Ce chemin de fer peut aussi représenter une menace, économique mais aussi militaire, pour l’autre géant de la région, l’Inde, soulignent d’autres analystes. “Cela augmentera significativement la capacité offensive de la Chine contre l’Inde”, affirme Brahma Chellany du Centre for Policy Research, institut de recherches basé à New Delhi. Selon ce dernier, “la Chine pourra intensifier sa pression militaire sur l’Inde en mobilisant jusqu’à 12 divisions”.

“Le nouveau chemin de fer facilite le transport de missiles à portée intermédiaire et permet à la Chine de baser au Tibet certains de ses missiles balistiques intercontinentaux. Son dernier missile balistique intercontinental, le DF-31A, a été conçu comme une arme pouvant être déplacée par rail”, souligne-t-il.

Pour Rahul Bedi, correspondant en Inde du Jane’s Defence Weekly, la Chine encercle l’Inde, en nouant des liens à l’Ouest avec le Pakistan, à l’Est avec le Bangladesh et la Birmanie et au Sud avec le Sri Lanka. “La Chine encercle l’Inde, utilisant la stratégie du collier de perles dans la région de l’Océan indien et une politique d’encerclement dans la zone montagneuse du Tibet”, affirme-t-il.

Pour l’heure, la Chine, qui clame ses intentions pacifiques, et l’Inde ont décidé de s’engager sur la voie de la normalisation et ont entamé de nouvelles discussions sur leurs différends frontaliers, cause d’un conflit armé en 1962.

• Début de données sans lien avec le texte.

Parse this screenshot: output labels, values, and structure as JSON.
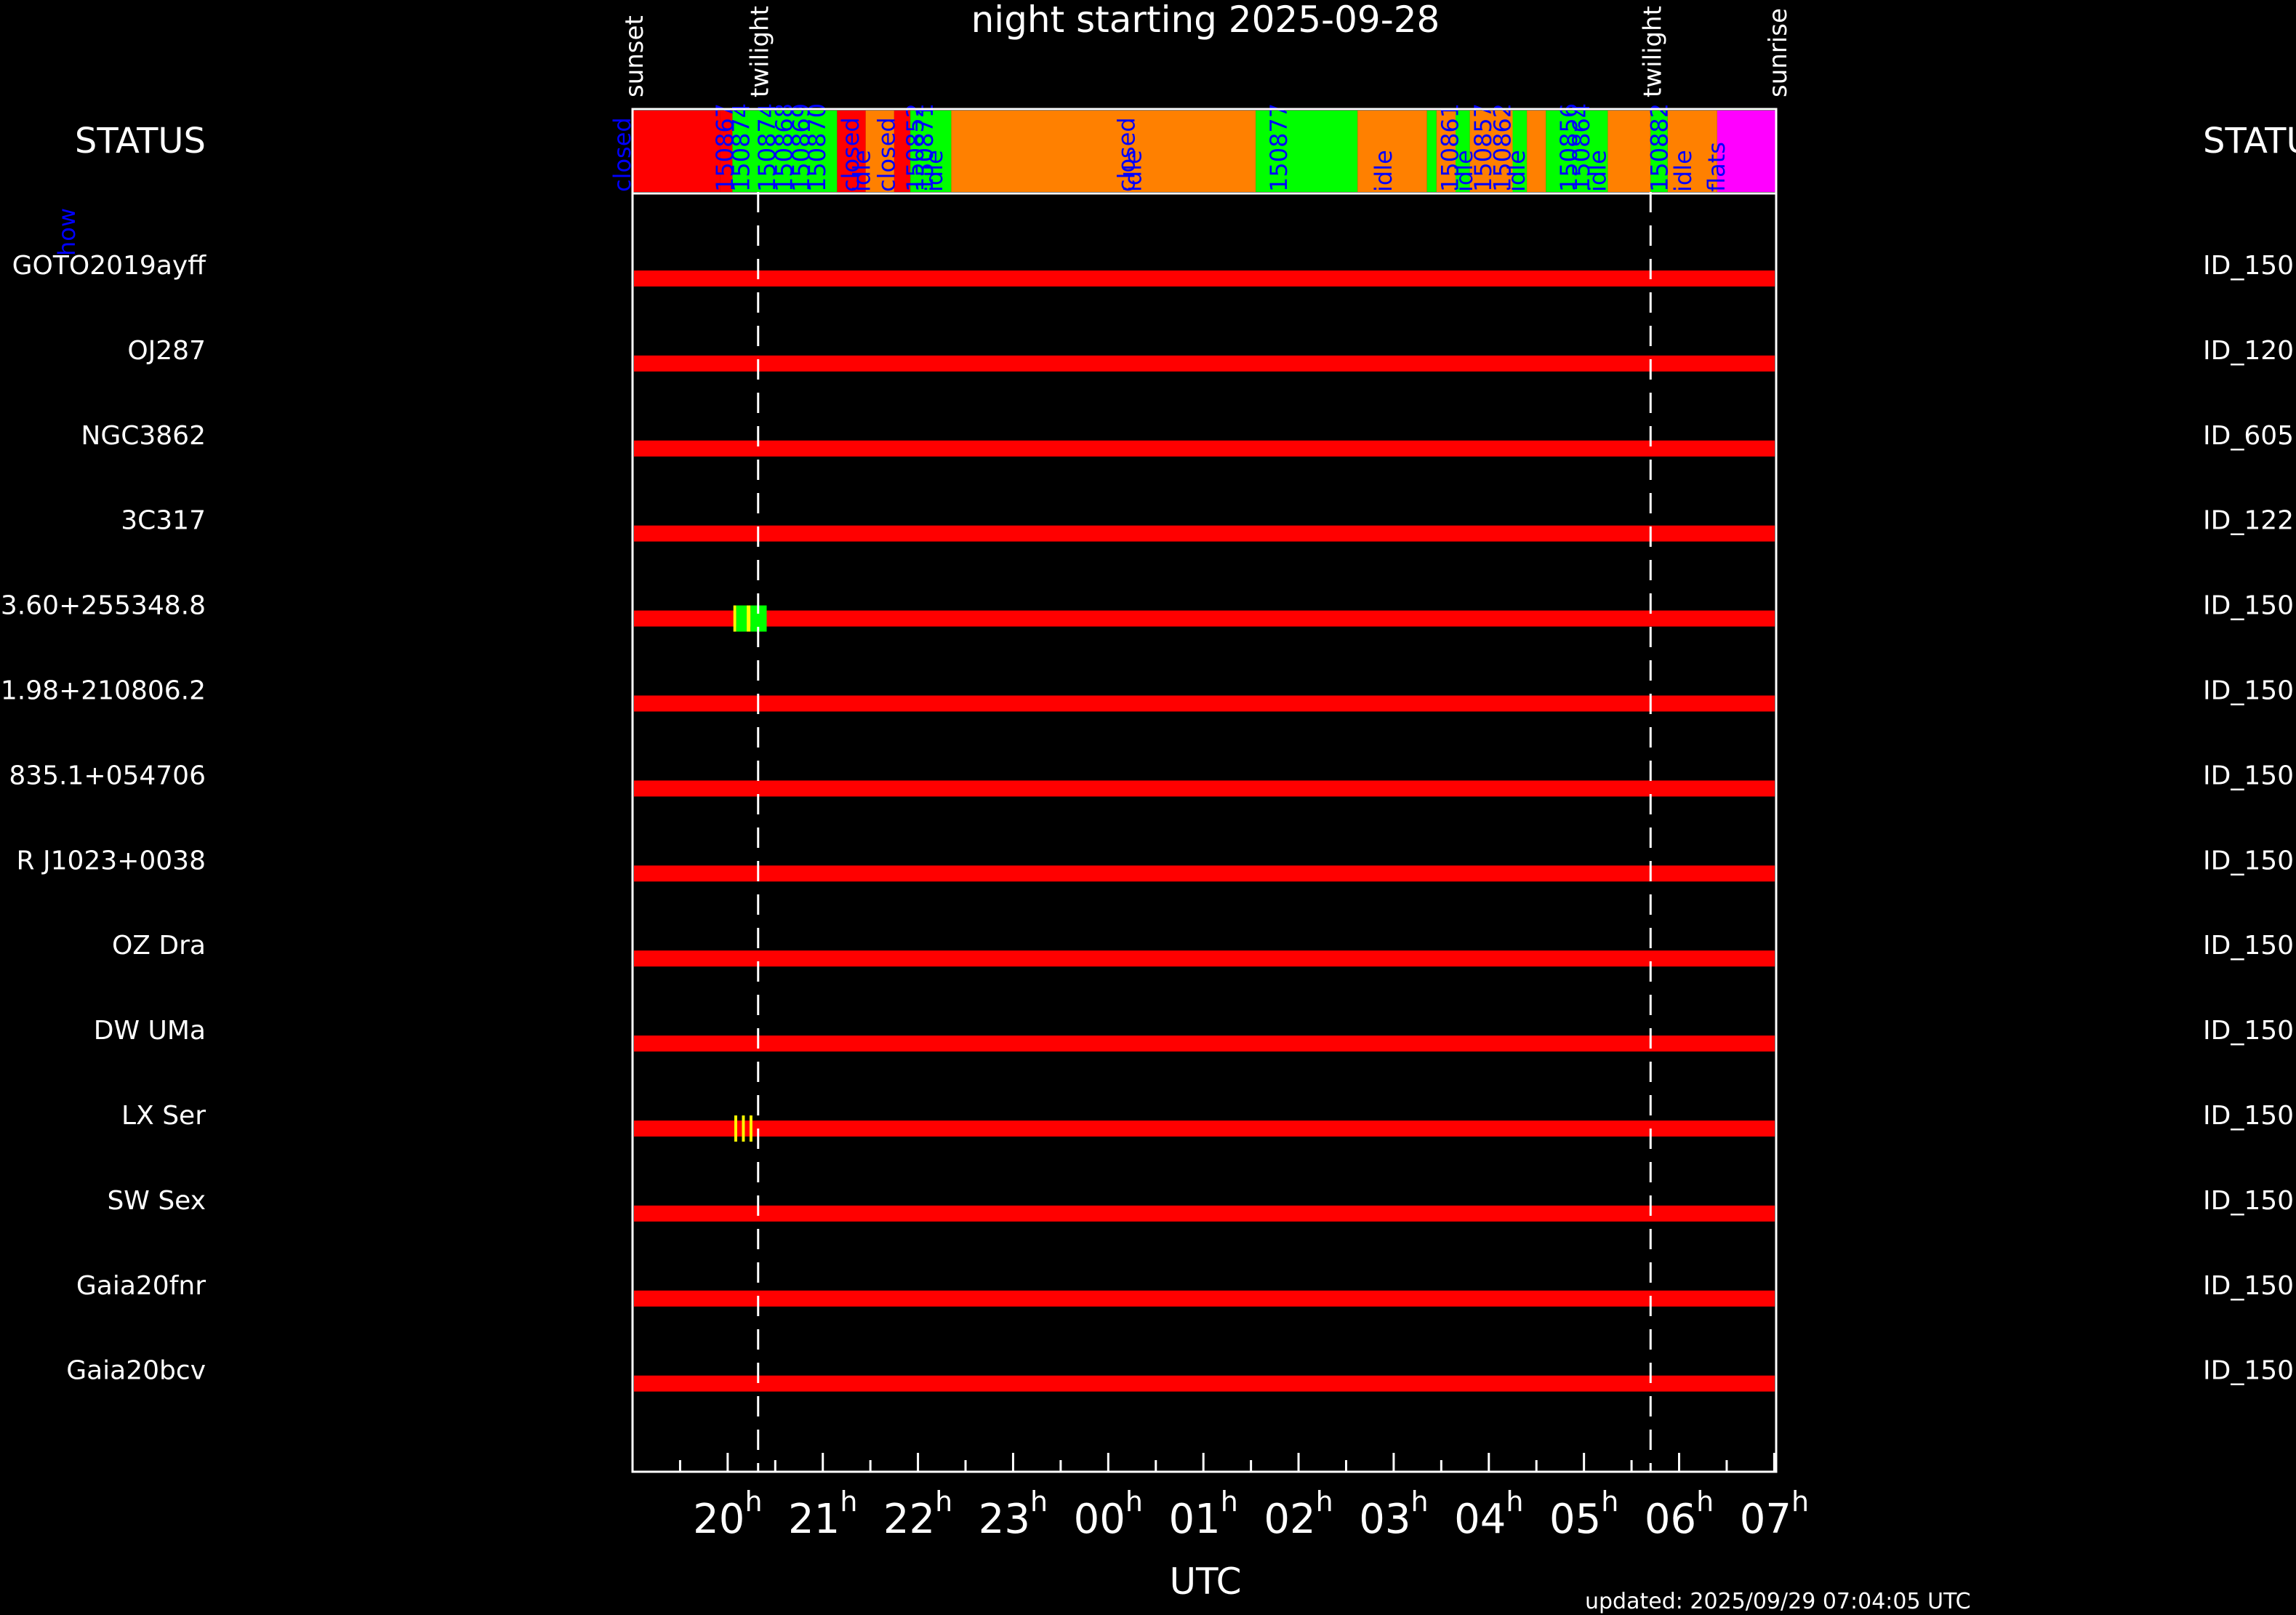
{
  "title": "night starting 2025-09-28",
  "footer": "updated: 2025/09/29 07:04:05 UTC",
  "xlabel": "UTC",
  "status_left": "STATUS",
  "status_right": "STATUS",
  "how_label": "how",
  "colors": {
    "background": "#000000",
    "red": "#ff0000",
    "orange": "#ff8000",
    "green": "#00ff00",
    "magenta": "#ff00ff",
    "yellow": "#ffff00",
    "blue_text": "#0000ff",
    "axis": "#ffffff"
  },
  "chart_data": {
    "type": "timeline",
    "x_unit": "hours UTC after 19:00 on 2025-09-28",
    "xlim": [
      19.0,
      31.02
    ],
    "ticks": [
      {
        "label": "20",
        "t": 20
      },
      {
        "label": "21",
        "t": 21
      },
      {
        "label": "22",
        "t": 22
      },
      {
        "label": "23",
        "t": 23
      },
      {
        "label": "00",
        "t": 24
      },
      {
        "label": "01",
        "t": 25
      },
      {
        "label": "02",
        "t": 26
      },
      {
        "label": "03",
        "t": 27
      },
      {
        "label": "04",
        "t": 28
      },
      {
        "label": "05",
        "t": 29
      },
      {
        "label": "06",
        "t": 30
      },
      {
        "label": "07",
        "t": 31
      }
    ],
    "tick_suffix": "h",
    "events": [
      {
        "label": "sunset",
        "t": 19.0,
        "line": false
      },
      {
        "label": "twilight",
        "t": 20.32,
        "line": true
      },
      {
        "label": "twilight",
        "t": 29.7,
        "line": true
      },
      {
        "label": "sunrise",
        "t": 31.02,
        "line": false
      }
    ],
    "status_segments": [
      {
        "start": 19.0,
        "end": 19.92,
        "color": "red"
      },
      {
        "start": 19.92,
        "end": 20.05,
        "color": "red"
      },
      {
        "start": 20.05,
        "end": 20.2,
        "color": "green"
      },
      {
        "start": 20.2,
        "end": 21.15,
        "color": "green"
      },
      {
        "start": 21.15,
        "end": 21.45,
        "color": "red"
      },
      {
        "start": 21.45,
        "end": 21.75,
        "color": "orange"
      },
      {
        "start": 21.75,
        "end": 21.92,
        "color": "red"
      },
      {
        "start": 21.92,
        "end": 22.35,
        "color": "green"
      },
      {
        "start": 22.35,
        "end": 25.55,
        "color": "orange"
      },
      {
        "start": 25.55,
        "end": 26.62,
        "color": "green"
      },
      {
        "start": 26.62,
        "end": 27.35,
        "color": "orange"
      },
      {
        "start": 27.35,
        "end": 27.45,
        "color": "green"
      },
      {
        "start": 27.45,
        "end": 27.65,
        "color": "orange"
      },
      {
        "start": 27.65,
        "end": 27.8,
        "color": "green"
      },
      {
        "start": 27.8,
        "end": 28.25,
        "color": "orange"
      },
      {
        "start": 28.25,
        "end": 28.4,
        "color": "green"
      },
      {
        "start": 28.4,
        "end": 28.6,
        "color": "orange"
      },
      {
        "start": 28.6,
        "end": 29.25,
        "color": "green"
      },
      {
        "start": 29.25,
        "end": 29.7,
        "color": "orange"
      },
      {
        "start": 29.7,
        "end": 29.88,
        "color": "green"
      },
      {
        "start": 29.88,
        "end": 30.4,
        "color": "orange"
      },
      {
        "start": 30.4,
        "end": 31.02,
        "color": "magenta"
      }
    ],
    "status_labels": [
      {
        "text": "closed",
        "t": 18.9
      },
      {
        "text": "150867",
        "t": 19.98
      },
      {
        "text": "150874",
        "t": 20.15
      },
      {
        "text": "150874",
        "t": 20.42
      },
      {
        "text": "150868",
        "t": 20.6
      },
      {
        "text": "150869",
        "t": 20.78
      },
      {
        "text": "150870",
        "t": 20.95
      },
      {
        "text": "closed",
        "t": 21.3
      },
      {
        "text": "idle",
        "t": 21.42
      },
      {
        "text": "closed",
        "t": 21.68
      },
      {
        "text": "150852",
        "t": 21.98
      },
      {
        "text": "150871",
        "t": 22.08
      },
      {
        "text": "idle",
        "t": 22.18
      },
      {
        "text": "closed",
        "t": 24.2
      },
      {
        "text": "idle",
        "t": 24.27
      },
      {
        "text": "150877",
        "t": 25.8
      },
      {
        "text": "idle",
        "t": 26.9
      },
      {
        "text": "150861",
        "t": 27.6
      },
      {
        "text": "idle",
        "t": 27.75
      },
      {
        "text": "150857",
        "t": 27.95
      },
      {
        "text": "150862",
        "t": 28.15
      },
      {
        "text": "idle",
        "t": 28.3
      },
      {
        "text": "150856",
        "t": 28.85
      },
      {
        "text": "150864",
        "t": 28.98
      },
      {
        "text": "idle",
        "t": 29.15
      },
      {
        "text": "150882",
        "t": 29.8
      },
      {
        "text": "idle",
        "t": 30.05
      },
      {
        "text": "flats",
        "t": 30.4
      }
    ],
    "targets": [
      {
        "name": "GOTO2019ayff",
        "id": "ID_150",
        "marks": []
      },
      {
        "name": "OJ287",
        "id": "ID_120",
        "marks": []
      },
      {
        "name": "NGC3862",
        "id": "ID_605",
        "marks": []
      },
      {
        "name": "3C317",
        "id": "ID_122",
        "marks": []
      },
      {
        "name": "3.60+255348.8",
        "id": "ID_150",
        "marks": [
          {
            "start": 20.06,
            "end": 20.09,
            "color": "yellow"
          },
          {
            "start": 20.09,
            "end": 20.2,
            "color": "green"
          },
          {
            "start": 20.2,
            "end": 20.24,
            "color": "yellow"
          },
          {
            "start": 20.24,
            "end": 20.41,
            "color": "green"
          }
        ]
      },
      {
        "name": "1.98+210806.2",
        "id": "ID_150",
        "marks": []
      },
      {
        "name": "835.1+054706",
        "id": "ID_150",
        "marks": []
      },
      {
        "name": "R J1023+0038",
        "id": "ID_150",
        "marks": []
      },
      {
        "name": "OZ Dra",
        "id": "ID_150",
        "marks": []
      },
      {
        "name": "DW UMa",
        "id": "ID_150",
        "marks": []
      },
      {
        "name": "LX Ser",
        "id": "ID_150",
        "marks": [
          {
            "start": 20.07,
            "end": 20.1,
            "color": "yellow"
          },
          {
            "start": 20.15,
            "end": 20.18,
            "color": "yellow"
          },
          {
            "start": 20.23,
            "end": 20.26,
            "color": "yellow"
          }
        ]
      },
      {
        "name": "SW Sex",
        "id": "ID_150",
        "marks": []
      },
      {
        "name": "Gaia20fnr",
        "id": "ID_150",
        "marks": []
      },
      {
        "name": "Gaia20bcv",
        "id": "ID_150",
        "marks": []
      }
    ]
  }
}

Les deux pays sont aussi convenus de rouvrir le 6 juillet le col de Nathu La, à une trentaine de kilomètres de Yadong, par lequel passait une ancienne route commerciale himalayenne, fermée depuis le conflit de 1962.

L’Inde affirme que la Chine occupe 38.000 kilomètres carrés de son territoire tandis que Pékin revendique l’Etat indien d’Arunachal Pradesh.